This was a slower pace than May, which rose at an annualized rate of 19.9%. But the bottom line is that even though home sales have fallen from their peak, prices are still rising significantly.
This is not a big deal for buyers and sellers. The housing market is a key economic indicator and reflects how interest rate hikes by the Federal Reserve are playing out.
Notice this space. Markets are changing as the Fed’s efforts to curb inflation take effect. Rising mortgage rates make it more expensive to buy a home. In theory, it should cool demand and price over time.
And as long as we’re in a bubble, economists think it will deflate slowly rather than suddenly burst. and we expect it to eventually level off.
“We expect house price growth to completely stall, averaging 0% in 2023,” Goldman Chief Economist Jan Hatzius said in a recent research note. A drop is possible, and while it looks very likely in some areas, a significant drop is unlikely.”
That said, prices are showing more resilience for a reason. Supply is still constrained.
Pandemic-era shortages are limiting the pace of new housing construction. In the past, a housing downturn has been accompanied by a general economic downturn, leading to a flood of existing housing inventory. A recession leads to unemployment and forces cash-strapped homeowners to sell.
With the labor market strong today, housing inflows seem unlikely for this cycle, further prolonging inventory shortages.
On the radar: Unfortunately, Goldman reports that slowing home price gains are unlikely to affect the cost of shelter, a key component of the consumer price index that tracks inflation.
Rising mortgage rates increase the cost of buying a new home, pushing more people into renting and pushing up prices in that market.
What Jobs Data Means for Fed Rate Hikes
Companies are hiring, but Americans are not aggressive.
Update: The number of US open positions in July surprised economists.
According to the latest Jobs and Turnover Survey (JOLTS) data, there were nearly 2 job openings per job seeker in July, up from 1.8 in June.
“The Fed won’t be happy with this report,” Mark Zandy, senior economist at Moody’s Analytics, told CNN Business.
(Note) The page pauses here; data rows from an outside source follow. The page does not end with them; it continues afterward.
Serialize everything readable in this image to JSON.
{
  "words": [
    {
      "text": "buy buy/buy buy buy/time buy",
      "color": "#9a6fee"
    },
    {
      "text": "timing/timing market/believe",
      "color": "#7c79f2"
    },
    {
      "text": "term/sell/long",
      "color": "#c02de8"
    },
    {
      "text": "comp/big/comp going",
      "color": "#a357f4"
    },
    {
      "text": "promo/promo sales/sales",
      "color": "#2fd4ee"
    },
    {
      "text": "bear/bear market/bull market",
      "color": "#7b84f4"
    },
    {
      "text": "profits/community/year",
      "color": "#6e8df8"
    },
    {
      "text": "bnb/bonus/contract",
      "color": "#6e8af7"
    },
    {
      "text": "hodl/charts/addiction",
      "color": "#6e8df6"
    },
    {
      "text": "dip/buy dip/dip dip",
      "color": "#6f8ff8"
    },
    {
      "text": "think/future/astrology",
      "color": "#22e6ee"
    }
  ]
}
It suggests that you are doing well.”
Lesson learned: A strong labor market is likely to encourage the Federal Reserve to continue aggressive rate hikes to cool the economy.
Fed Chairman Jerome Powell last week reiterated his resolve to lower inflation and “keep doing it until the job is done.” ”
it’s all about oil
US oil prices fell 5.5% to settle at $91.64 a barrel, the worst day in five weeks.
The drop is good news for consumers. This could mean that pump prices continue to fall and energy prices, a key indicator of inflation, continue to fall.
Attention: The national average for a gallon of regular gasoline hit $3.84 on Wednesday, according to AAA. A month ago he is down from $4.22.